Depending on the situation it may:

  • initialize variables
  • configure settings
  • prepare initial state
  • customize how inner() behaves

We can think of outer() as a preprocessing function.


3. What Gets Carried Forward? (only relevant information)

Suppose outer() creates three variables.

def outer():

    a = 10
    b = 20
    c = 30

    def inner():
        return b

    return inner

inner() only uses b.

So after outer() returns, does Python preserve all three variables?

Conceptually:

a   ❌ discarded

b   ✅ preserved

c   ❌ discarded

inner   ✅ returned

Python only keeps the context required by the returned function. It does not preserve everything created by outer().


4. So What Is a Closure?

Now the formal definition becomes much easier.

A closure is a function returned together with the context (variables) it needs from its enclosing function.

Many tutorials say:

"The function remembers variables." That is simply a convenient description.

A more practical way to think about it is:

outer() prepares inner(), and the returned function carries the context it needs.

There is no magic involved.


5. Real-World Use Cases

Logger Factory

def make_logger(prefix):

    def log(message):
        print(f"[{prefix}] {message}")

    return log
info = make_logger("INFO")
error = make_logger("ERROR")

info("Server started")
error("Database connection failed")

make_logger() doesn't log anything.

It simply prepares different versions of the same function.


API Client

def make_client(api_key):

    def get(endpoint):
        print(f"Calling {endpoint} using API key {api_key}")

    return get
client = make_client("ABCD1234")

client("users")
client("orders")
client("products")

Again, the outer function is only configuring another function for later use.


6. Final Thoughts

Closures are often presented as some mysterious feature where functions "remember" variables.

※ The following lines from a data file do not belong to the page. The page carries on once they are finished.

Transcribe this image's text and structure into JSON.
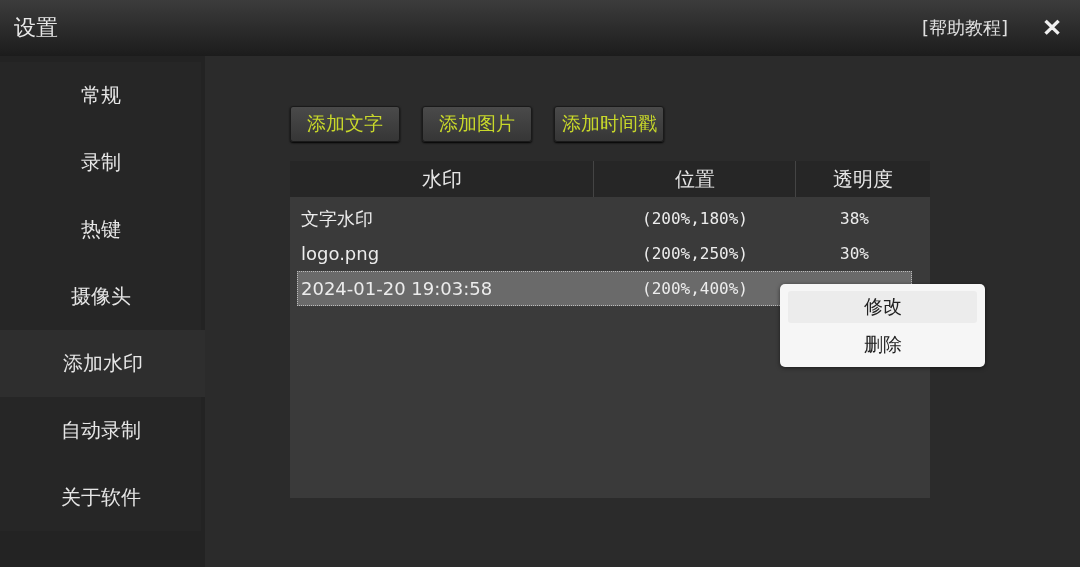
{
  "window": {
    "title": "设置",
    "help_link": "[帮助教程]",
    "close": "✕"
  },
  "sidebar": {
    "items": [
      {
        "label": "常规",
        "selected": false
      },
      {
        "label": "录制",
        "selected": false
      },
      {
        "label": "热键",
        "selected": false
      },
      {
        "label": "摄像头",
        "selected": false
      },
      {
        "label": "添加水印",
        "selected": true
      },
      {
        "label": "自动录制",
        "selected": false
      },
      {
        "label": "关于软件",
        "selected": false
      }
    ]
  },
  "buttons": [
    "添加文字",
    "添加图片",
    "添加时间戳"
  ],
  "table": {
    "columns": [
      "水印",
      "位置",
      "透明度"
    ],
    "rows": [
      {
        "cells": [
          "文字水印",
          "(200%,180%)",
          "38%"
        ],
        "selected": false
      },
      {
        "cells": [
          "logo.png",
          "(200%,250%)",
          "30%"
        ],
        "selected": false
      },
      {
        "cells": [
          "2024-01-20 19:03:58",
          "(200%,400%)"
        ],
        "selected": true
      }
    ]
  },
  "context_menu": {
    "items": [
      "修改",
      "删除"
    ]
  }
}
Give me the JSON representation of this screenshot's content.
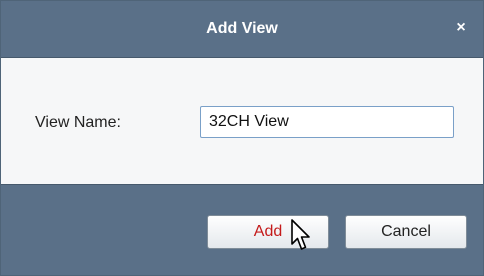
{
  "dialog": {
    "title": "Add View",
    "close_icon": "close-icon",
    "close_glyph": "×"
  },
  "form": {
    "name_label": "View Name:",
    "name_value": "32CH View"
  },
  "buttons": {
    "add_label": "Add",
    "cancel_label": "Cancel"
  },
  "colors": {
    "title_bar": "#5a7088",
    "add_text": "#c41a1a"
  },
  "icons": {
    "cursor": "mouse-pointer-icon"
  }
}
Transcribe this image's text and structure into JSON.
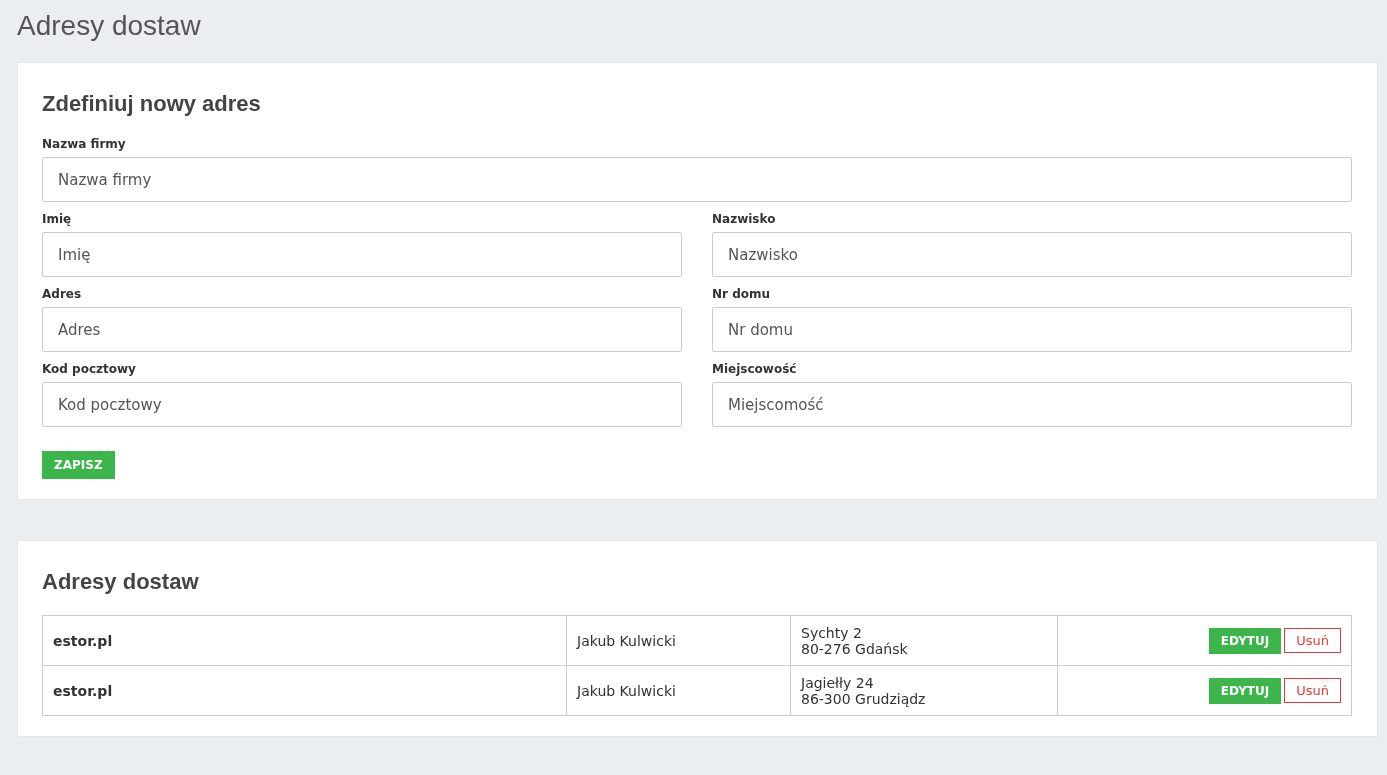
{
  "page_title": "Adresy dostaw",
  "form": {
    "title": "Zdefiniuj nowy adres",
    "rows": [
      [
        {
          "label": "Nazwa firmy",
          "placeholder": "Nazwa firmy"
        }
      ],
      [
        {
          "label": "Imię",
          "placeholder": "Imię"
        },
        {
          "label": "Nazwisko",
          "placeholder": "Nazwisko"
        }
      ],
      [
        {
          "label": "Adres",
          "placeholder": "Adres"
        },
        {
          "label": "Nr domu",
          "placeholder": "Nr domu"
        }
      ],
      [
        {
          "label": "Kod pocztowy",
          "placeholder": "Kod pocztowy"
        },
        {
          "label": "Miejscowość",
          "placeholder": "Miejscomość"
        }
      ]
    ],
    "submit": "ZAPISZ"
  },
  "addresses": {
    "title": "Adresy dostaw",
    "rows": [
      {
        "company": "estor.pl",
        "name": "Jakub Kulwicki",
        "address_lines": [
          "Sychty 2",
          "80-276 Gdańsk"
        ],
        "edit": "EDYTUJ",
        "delete": "Usuń"
      },
      {
        "company": "estor.pl",
        "name": "Jakub Kulwicki",
        "address_lines": [
          "Jagiełły 24",
          "86-300 Grudziądz"
        ],
        "edit": "EDYTUJ",
        "delete": "Usuń"
      }
    ]
  }
}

In reality, they're much simpler.

Think of them like this:

  • Nested functions are the foundation.
  • outer() is a setup/configuration function.
  • It prepares inner() for a particular situation.
  • It returns a reference to that prepared function.
  • Later, inner() executes using the context that was prepared for it.

Instead of thinking:

"A closure is a function that remembers variables."

it's often more useful to think:

A closure is simply a preconfigured function returned by another function.

That mental model focuses on the purpose of closures rather than the terminology.